Design options as
cultural inkblot tests
  • ● Practices
By Alex Dawson
Researcher & Brand Culture
Strategist at Aegis

Lately I’ve been thinking about a common practice in design, advertising, marketing etc. where the creative team presents their client with multiple options or approaches for a given project.

My background and training aren’t in design, but from what I gather from working with and speaking to designers, the practice of presenting options is common and often expected, but not one all designers are fully comfortable with. Some designers make the argument that options, as opposed to a single solution or recommendation, reduces the expertise of the designer to the subjective preference of the client, or represents a refusal by the designer to make a clear decision as to which single approach best addresses the particular task at hand.

In this view, presenting options, or too many options, easily shifts into a conception of design as decorative as opposed to creative or ameliorative. A quick scan revealed what I felt were some really well-articulated expressions of this argument, such as this piece by John Menard and the responses to this Quora post by Terry Douglas, Nela Dunato, David Pensato, Radu Cristian Vucea, and others.

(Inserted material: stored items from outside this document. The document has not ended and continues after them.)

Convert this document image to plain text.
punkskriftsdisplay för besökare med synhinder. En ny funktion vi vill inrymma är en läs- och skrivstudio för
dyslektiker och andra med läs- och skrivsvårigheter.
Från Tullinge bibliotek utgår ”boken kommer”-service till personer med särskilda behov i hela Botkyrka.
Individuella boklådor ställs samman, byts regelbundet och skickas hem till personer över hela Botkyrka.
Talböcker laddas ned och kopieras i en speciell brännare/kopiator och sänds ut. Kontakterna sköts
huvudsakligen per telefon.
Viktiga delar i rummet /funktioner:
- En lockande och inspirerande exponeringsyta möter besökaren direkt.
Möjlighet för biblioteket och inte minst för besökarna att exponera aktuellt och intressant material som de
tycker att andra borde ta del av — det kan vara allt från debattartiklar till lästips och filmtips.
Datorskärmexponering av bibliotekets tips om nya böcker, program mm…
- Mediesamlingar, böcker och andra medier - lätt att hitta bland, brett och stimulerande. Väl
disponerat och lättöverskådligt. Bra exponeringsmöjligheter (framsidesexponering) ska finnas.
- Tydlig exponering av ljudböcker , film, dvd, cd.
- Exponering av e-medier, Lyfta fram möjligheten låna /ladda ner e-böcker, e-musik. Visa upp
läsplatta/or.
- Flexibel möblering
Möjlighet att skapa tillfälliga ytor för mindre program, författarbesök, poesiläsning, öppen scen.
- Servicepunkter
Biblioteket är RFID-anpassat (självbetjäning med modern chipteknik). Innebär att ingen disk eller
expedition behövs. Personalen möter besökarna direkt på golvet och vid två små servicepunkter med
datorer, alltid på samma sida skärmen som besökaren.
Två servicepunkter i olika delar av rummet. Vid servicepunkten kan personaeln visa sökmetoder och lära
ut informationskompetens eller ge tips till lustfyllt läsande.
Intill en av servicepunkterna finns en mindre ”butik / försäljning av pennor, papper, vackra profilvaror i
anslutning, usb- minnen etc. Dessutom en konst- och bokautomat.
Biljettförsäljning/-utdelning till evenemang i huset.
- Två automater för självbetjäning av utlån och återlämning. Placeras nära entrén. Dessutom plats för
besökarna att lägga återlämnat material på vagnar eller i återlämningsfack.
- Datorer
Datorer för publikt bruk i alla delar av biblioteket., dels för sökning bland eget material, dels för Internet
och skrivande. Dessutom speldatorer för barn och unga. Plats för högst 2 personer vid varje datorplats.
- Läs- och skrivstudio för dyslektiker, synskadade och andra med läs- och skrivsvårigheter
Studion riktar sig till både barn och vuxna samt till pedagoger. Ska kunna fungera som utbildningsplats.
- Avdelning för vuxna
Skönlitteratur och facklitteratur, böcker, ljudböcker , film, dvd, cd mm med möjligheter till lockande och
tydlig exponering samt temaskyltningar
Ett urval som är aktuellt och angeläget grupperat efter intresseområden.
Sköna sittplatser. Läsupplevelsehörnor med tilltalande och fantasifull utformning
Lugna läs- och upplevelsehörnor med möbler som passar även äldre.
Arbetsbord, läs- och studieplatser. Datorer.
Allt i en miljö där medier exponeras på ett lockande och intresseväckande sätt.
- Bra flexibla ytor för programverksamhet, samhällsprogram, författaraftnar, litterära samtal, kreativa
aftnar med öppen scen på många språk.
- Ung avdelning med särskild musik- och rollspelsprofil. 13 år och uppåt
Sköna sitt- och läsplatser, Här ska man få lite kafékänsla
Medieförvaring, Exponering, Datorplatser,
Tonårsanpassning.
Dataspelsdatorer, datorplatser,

This seems a very reasonable concern to have. But sidestepping the question entirely, I’m interested in unpacking a feeling I’ve occasionally had that presenting options can actually be generative – not primarily about providing greater ‘choice’ to the client, but somehow leading to deeper understanding of who the client is, and their needs.

We recently presented two very different designs to a client. We felt both were in the spirit of that clients’ culture, but emphasized quite different aspects or values. Intuitively we felt that which one they picked would say something about them - their aspirations, self-perception, who they were and who they wanted to be. And we were actually quite surprised by their preference, though it was also clear that the resulting conversation and thinking would not have been possible without the design as a kind of guiding scaffold for everyone’s thinking. (Riffing on Claude Levi-Strauss, designs may be “good to think with”.)

I want to suggest that when there’s a strong working relationship, well-considered design options can function like a kind of cultural or semiotic inkblot test,* presenting clients with prompts or ‘meaningful choices’ to work through and externalize their own implicit understanding of who they are. This can lead to further insight about the client’s identity, for both us and them!

In the design process, and particularly in branding, designers make both intuitive and explicitly-considered choices about feel, tone, culture, atmosphere, appropriateness, and so on, based on their understanding of the client. Whether this understanding comes from formal research or from elsewhere, it doesn’t translate 1:1 to the design process, because the cultural connotations of these design choices are implicit.

The choices designers make are symbolic, which is to say they represent particular qualities indirectly using signs. An extremely simple example is that a sans-serif typeface might be chosen to represent a client perceived to have values of modernness, openness, and directness. Every element of a design – and not just a graphic design, but any design – connects out to these kinds of cultural or symbolic associations.

*In light of this, it’s very interesting to share thoughtful design options back to a client, because when different options connote different symbolic associations, the client’s response can teach us something about how they see themselves. Part of sharing options can be to give clients a language or structure to express and think about how their aesthetic preferences reflect culture and values.